III.
Mnémé (la mémoire) Partie III... suite et Fin
C’était l’établi de
Pépé. Il était son
parrain, elle était sa chouchoute. Coincée au milieu des
autres, elle allait se
réfugier chez eux, Pépé, Mémée,
quand petits ou grands l’embêtaient
Plus juste, la confiance pleine et
déliée, à
ras d’humus, par laquelle on devient davantage soi-même dans
l’écoute généreuse
de l’autre
De ce lim[age] [de] cervelle
jaillissent soulagement, étonnement mutuel, éclairs de
bonheur, élévation…
propres à compenser les trous d’air
Souvent, il l’entraînait dans son
atelier.
Il souriait, heureux dans ses gestes appliqués. Il
réparait les serrures, les
horloges, les chaussures. Il construisait aussi des jeux – en
cachette :
elle a toujours son lit de poupée, la petite table, les chaises,
l’armoire à
vêtements
Il mettait son cœur à l’ouvrage
et son œil
pétillait
Certains s’usent jusqu’à la corde
en une
même obsession, fût-elle mise au service des autres
Tout est drogue, passé le seuil
critique
difficile à préciser, à respecter
L’établi de
Pépé : meuble parfait pour
mains habiles.
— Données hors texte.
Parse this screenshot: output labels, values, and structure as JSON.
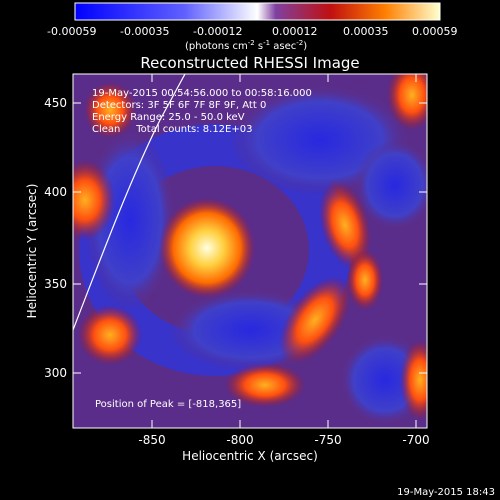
{
  "colorbar": {
    "ticks": [
      "-0.00059",
      "-0.00035",
      "-0.00012",
      "0.00012",
      "0.00035",
      "0.00059"
    ],
    "units_line": "(photons cm",
    "units_exp1": "-2",
    "units_mid": " s",
    "units_exp2": "-1",
    "units_end": " asec",
    "units_exp3": "-2",
    "units_close": ")"
  },
  "plot": {
    "title": "Reconstructed RHESSI Image",
    "xlabel": "Heliocentric X (arcsec)",
    "ylabel": "Heliocentric Y (arcsec)",
    "xticks": [
      "-850",
      "-800",
      "-750",
      "-700"
    ],
    "yticks": [
      "450",
      "400",
      "350",
      "300"
    ],
    "info": [
      "19-May-2015 00:54:56.000 to 00:58:16.000",
      "Detectors: 3F 5F 6F 7F 8F 9F, Att 0",
      "Energy Range: 25.0 - 50.0 keV",
      "Clean     Total counts: 8.12E+03"
    ],
    "peak": "Position of Peak = [-818,365]"
  },
  "footer": {
    "timestamp": "19-May-2015 18:43"
  },
  "colors": {
    "background": "#5b2d8a",
    "ring": "#3a3ad8",
    "hot": "#ffe070",
    "mid": "#e8401a"
  }
}
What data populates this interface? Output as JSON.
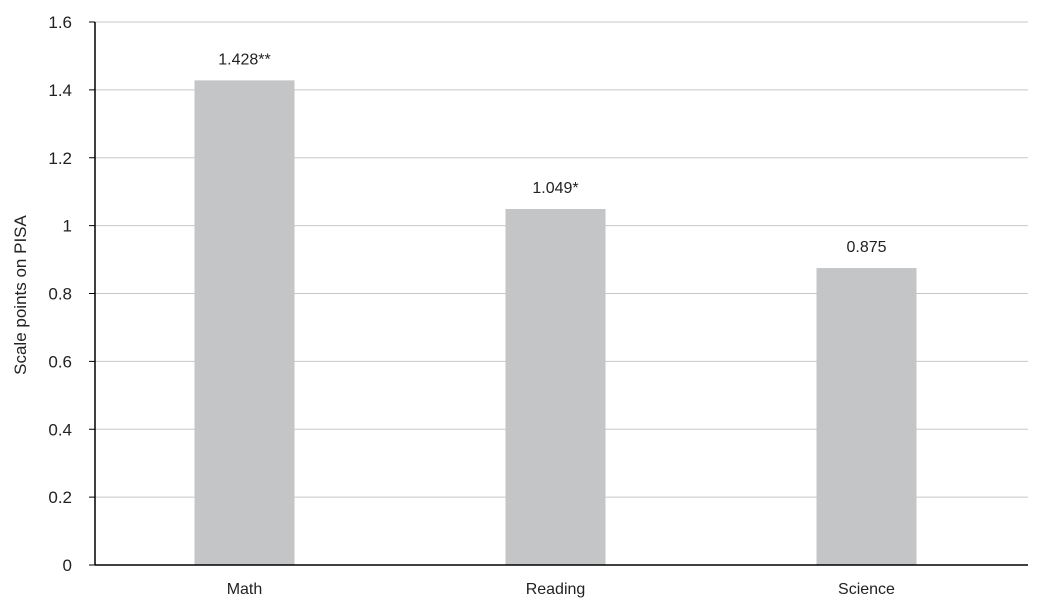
{
  "chart_data": {
    "type": "bar",
    "title": "",
    "xlabel": "",
    "ylabel": "Scale points on PISA",
    "categories": [
      "Math",
      "Reading",
      "Science"
    ],
    "values": [
      1.428,
      1.049,
      0.875
    ],
    "data_labels": [
      "1.428**",
      "1.049*",
      "0.875"
    ],
    "ylim": [
      0,
      1.6
    ],
    "yticks": [
      0,
      0.2,
      0.4,
      0.6,
      0.8,
      1,
      1.2,
      1.4,
      1.6
    ],
    "ytick_labels": [
      "0",
      "0.2",
      "0.4",
      "0.6",
      "0.8",
      "1",
      "1.2",
      "1.4",
      "1.6"
    ],
    "grid": true,
    "legend": "none",
    "bar_color": "#c4c5c7",
    "grid_color": "#c8c8c8",
    "axis_color": "#000000"
  }
}
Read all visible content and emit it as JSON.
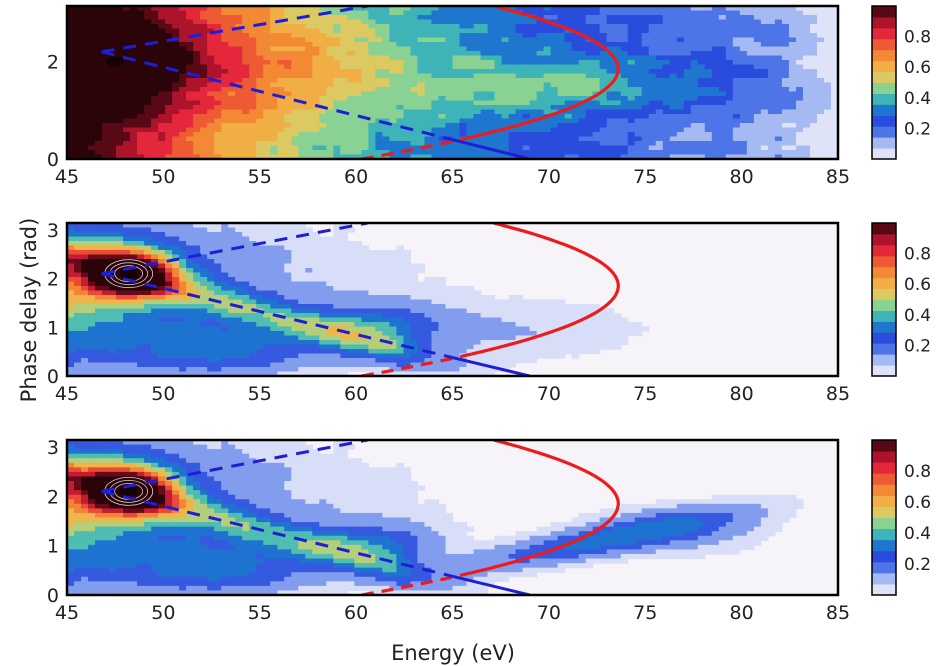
{
  "chart_data": [
    {
      "type": "heatmap",
      "panel": "top",
      "xlim": [
        45,
        85
      ],
      "ylim": [
        0,
        3.14
      ],
      "xticks": [
        "45",
        "50",
        "55",
        "60",
        "65",
        "70",
        "75",
        "80",
        "85"
      ],
      "yticks": [
        "0",
        "2"
      ],
      "colorbar": {
        "range": [
          0,
          1
        ],
        "ticks": [
          "0.2",
          "0.4",
          "0.6",
          "0.8"
        ]
      },
      "hotspot": {
        "x": 47.5,
        "y": 2.0,
        "value": 1.0
      },
      "red_curve": {
        "vertex_x": 73.6,
        "vertex_y": 1.85,
        "crosses_zero_at": 60.3
      },
      "blue_lines": [
        {
          "from": [
            46.8,
            2.2
          ],
          "to": [
            69.0,
            0.0
          ]
        },
        {
          "from": [
            46.8,
            2.2
          ],
          "to": [
            60.6,
            3.14
          ]
        }
      ]
    },
    {
      "type": "heatmap",
      "panel": "middle",
      "xlim": [
        45,
        85
      ],
      "ylim": [
        0,
        3.14
      ],
      "xticks": [
        "45",
        "50",
        "55",
        "60",
        "65",
        "70",
        "75",
        "80",
        "85"
      ],
      "yticks": [
        "0",
        "1",
        "2",
        "3"
      ],
      "ylabel": "Phase delay (rad)",
      "colorbar": {
        "range": [
          0,
          1
        ],
        "ticks": [
          "0.2",
          "0.4",
          "0.6",
          "0.8"
        ]
      },
      "hotspot": {
        "x": 48.2,
        "y": 2.1,
        "value": 1.0
      },
      "red_curve": {
        "vertex_x": 73.6,
        "vertex_y": 1.85,
        "crosses_zero_at": 60.3
      },
      "blue_lines": [
        {
          "from": [
            46.8,
            2.1
          ],
          "to": [
            69.0,
            0.0
          ]
        },
        {
          "from": [
            46.8,
            2.1
          ],
          "to": [
            60.6,
            3.14
          ]
        }
      ]
    },
    {
      "type": "heatmap",
      "panel": "bottom",
      "xlim": [
        45,
        85
      ],
      "ylim": [
        0,
        3.14
      ],
      "xticks": [
        "45",
        "50",
        "55",
        "60",
        "65",
        "70",
        "75",
        "80",
        "85"
      ],
      "yticks": [
        "0",
        "1",
        "2",
        "3"
      ],
      "xlabel": "Energy (eV)",
      "colorbar": {
        "range": [
          0,
          1
        ],
        "ticks": [
          "0.2",
          "0.4",
          "0.6",
          "0.8"
        ]
      },
      "hotspot": {
        "x": 48.2,
        "y": 2.1,
        "value": 1.0
      },
      "red_curve": {
        "vertex_x": 73.6,
        "vertex_y": 1.85,
        "crosses_zero_at": 60.3
      },
      "blue_lines": [
        {
          "from": [
            46.8,
            2.1
          ],
          "to": [
            69.0,
            0.0
          ]
        },
        {
          "from": [
            46.8,
            2.1
          ],
          "to": [
            60.6,
            3.14
          ]
        }
      ]
    }
  ],
  "colormap": [
    "#f7f4f9",
    "#b9c8f4",
    "#4a72e6",
    "#1f3fd8",
    "#1fa6c8",
    "#7fd39a",
    "#e8c85a",
    "#f5a23a",
    "#f06a30",
    "#e8283c",
    "#a01028",
    "#2a0408"
  ],
  "colors": {
    "red_curve": "#ee1b1b",
    "blue_line": "#1d1fd6",
    "frame": "#000000"
  }
}
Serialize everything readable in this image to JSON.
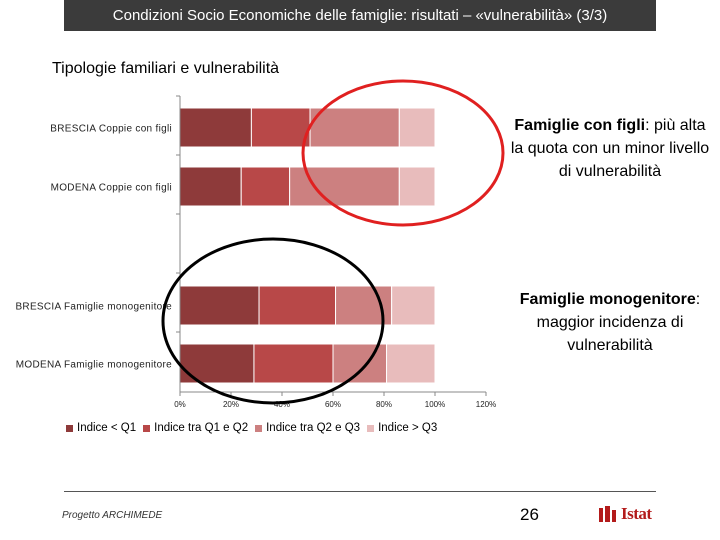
{
  "header": {
    "title": "Condizioni Socio Economiche delle famiglie: risultati – «vulnerabilità» (3/3)"
  },
  "subtitle": "Tipologie familiari e vulnerabilità",
  "annotations": [
    {
      "bold": "Famiglie con figli",
      "rest": ": più alta la quota con un minor livello di vulnerabilità"
    },
    {
      "bold": "Famiglie monogenitore",
      "rest": ": maggior incidenza di vulnerabilità"
    }
  ],
  "chart_data": {
    "type": "bar",
    "orientation": "horizontal",
    "stacked": "percent",
    "categories": [
      "BRESCIA Coppie con figli",
      "MODENA Coppie con figli",
      "BRESCIA Famiglie monogenitore",
      "MODENA Famiglie monogenitore"
    ],
    "series": [
      {
        "name": "Indice < Q1",
        "color": "#8e3a3a",
        "values": [
          28,
          24,
          31,
          29
        ]
      },
      {
        "name": "Indice tra Q1 e Q2",
        "color": "#b84848",
        "values": [
          23,
          19,
          30,
          31
        ]
      },
      {
        "name": "Indice tra Q2 e Q3",
        "color": "#cc8080",
        "values": [
          35,
          43,
          22,
          21
        ]
      },
      {
        "name": "Indice > Q3",
        "color": "#e8bcbc",
        "values": [
          14,
          14,
          17,
          19
        ]
      }
    ],
    "xticks": [
      "0%",
      "20%",
      "40%",
      "60%",
      "80%",
      "100%",
      "120%"
    ],
    "xlim": [
      0,
      120
    ],
    "legend_position": "bottom",
    "grid": false,
    "highlight_circles": [
      {
        "color": "#e02020",
        "around": "Coppie con figli"
      },
      {
        "color": "#000000",
        "around": "Famiglie monogenitore"
      }
    ]
  },
  "footer": {
    "project": "Progetto ARCHIMEDE",
    "page": "26",
    "logo_text": "Istat",
    "logo_color": "#b31b1b"
  }
}
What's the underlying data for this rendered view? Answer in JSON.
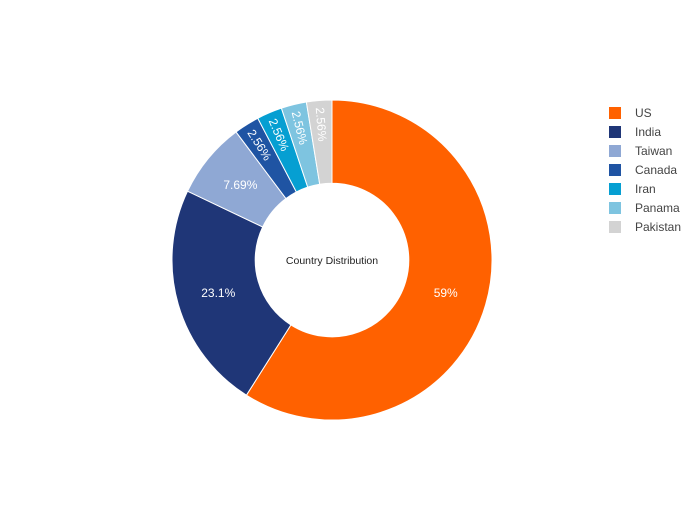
{
  "chart_data": {
    "type": "pie",
    "hole": 0.48,
    "center_label": "Country Distribution",
    "legend_position": "right",
    "slices": [
      {
        "label": "US",
        "value": 59.0,
        "text": "59%",
        "color": "#ff6100"
      },
      {
        "label": "India",
        "value": 23.1,
        "text": "23.1%",
        "color": "#1f3677"
      },
      {
        "label": "Taiwan",
        "value": 7.69,
        "text": "7.69%",
        "color": "#8fa8d4"
      },
      {
        "label": "Canada",
        "value": 2.56,
        "text": "2.56%",
        "color": "#1f54a3"
      },
      {
        "label": "Iran",
        "value": 2.56,
        "text": "2.56%",
        "color": "#069fd2"
      },
      {
        "label": "Panama",
        "value": 2.56,
        "text": "2.56%",
        "color": "#7ec4e0"
      },
      {
        "label": "Pakistan",
        "value": 2.56,
        "text": "2.56%",
        "color": "#d3d3d3"
      }
    ]
  }
}
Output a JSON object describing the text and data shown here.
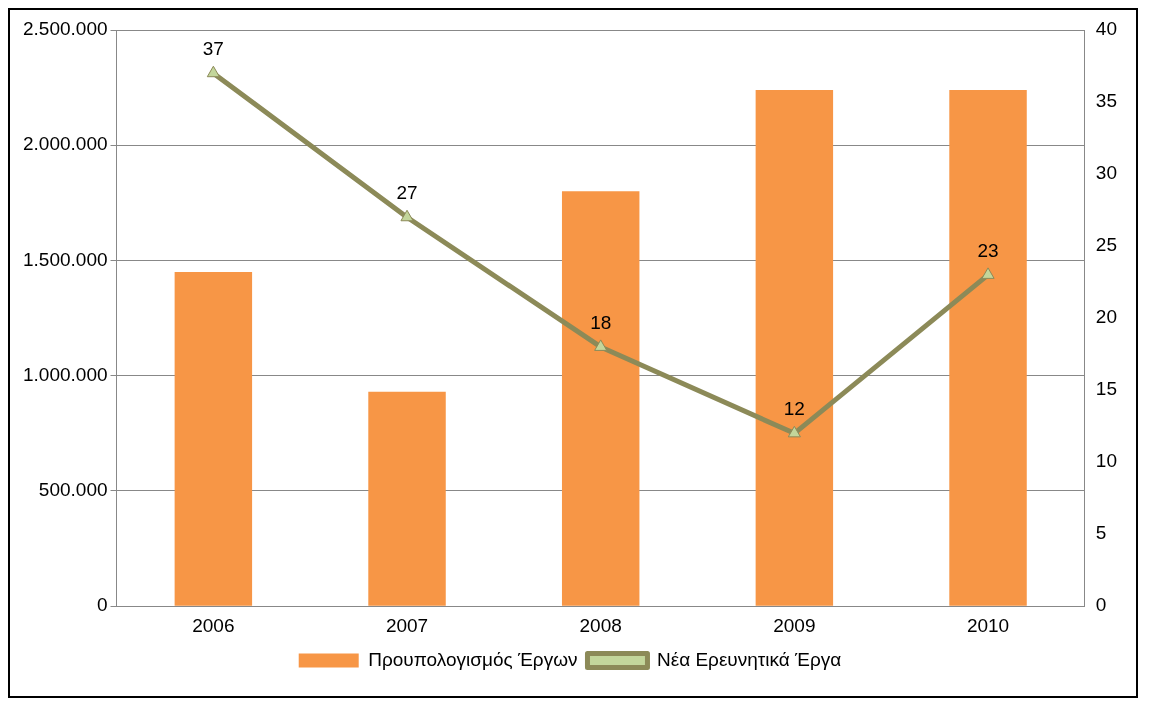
{
  "chart_data": {
    "type": "bar",
    "categories": [
      "2006",
      "2007",
      "2008",
      "2009",
      "2010"
    ],
    "series": [
      {
        "name": "Προυπολογισμός Έργων",
        "color": "#f79646",
        "values": [
          1450000,
          930000,
          1800000,
          2240000,
          2240000
        ]
      },
      {
        "name": "Νέα Ερευνητικά Έργα",
        "type": "line",
        "axis": "y2",
        "color": "#8c8a58",
        "marker": "triangle",
        "values": [
          37,
          27,
          18,
          12,
          23
        ],
        "value_labels": [
          "37",
          "27",
          "18",
          "12",
          "23"
        ]
      }
    ],
    "ylim": [
      0,
      2500000
    ],
    "yticks": [
      0,
      {
        "value": 500000,
        "label": "500.000"
      },
      {
        "value": 1000000,
        "label": "1.000.000"
      },
      {
        "value": 1500000,
        "label": "1.500.000"
      },
      {
        "value": 2000000,
        "label": "2.000.000"
      },
      {
        "value": 2500000,
        "label": "2.500.000"
      }
    ],
    "y2lim": [
      0,
      40
    ],
    "y2ticks": [
      0,
      5,
      10,
      15,
      20,
      25,
      30,
      35,
      40
    ],
    "grid": "y",
    "legend": "bottom"
  }
}
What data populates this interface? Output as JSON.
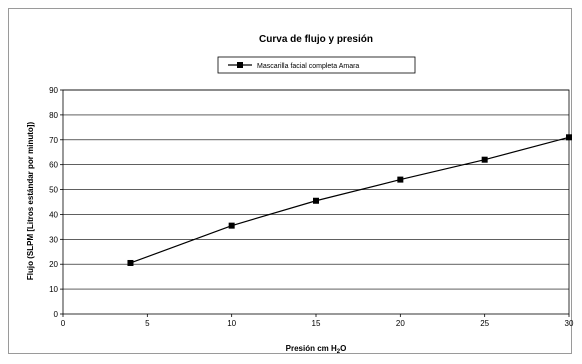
{
  "chart_data": {
    "type": "line",
    "title": "Curva de flujo y presión",
    "xlabel": {
      "main": "Presión cm H",
      "sub": "2",
      "tail": "O"
    },
    "ylabel": "Flujo (SLPM [Litros estándar por minuto])",
    "xlim": [
      0,
      30
    ],
    "ylim": [
      0,
      90
    ],
    "xticks": [
      0,
      5,
      10,
      15,
      20,
      25,
      30
    ],
    "yticks": [
      0,
      10,
      20,
      30,
      40,
      50,
      60,
      70,
      80,
      90
    ],
    "grid": true,
    "legend_position": "top-center",
    "series": [
      {
        "name": "Mascarilla facial completa Amara",
        "color": "#000000",
        "marker": "square",
        "x": [
          4,
          10,
          15,
          20,
          25,
          30
        ],
        "y": [
          20.5,
          35.5,
          45.5,
          54,
          62,
          71
        ]
      }
    ]
  }
}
Belle table en hêtre, solidement plantée
sur ses quatre pieds,
doublée d’un plateau bas, avec presse verticale en bois,
serre-joint, valet,
étau
Son bois blond invite à la
douceur du geste
juste, l’amour de la chose bien faite, la satisfaction des
réparations réussies
d’objets compagnons, appelés à durer, ceux qu’on
transmet, pieusement, de
génération en petits-enfants avec, durablement
incrustés dans leurs replis, des
secrets d’enfance, des peines, des tendresses
Qui assume son choix de vie sait que
l’amour
y fructifie
Et deux êtres qui s’aiment
créent leur
divinité
Ces objets émeuvent, construisent
des vies,
relient les âges passés, présents, à venir.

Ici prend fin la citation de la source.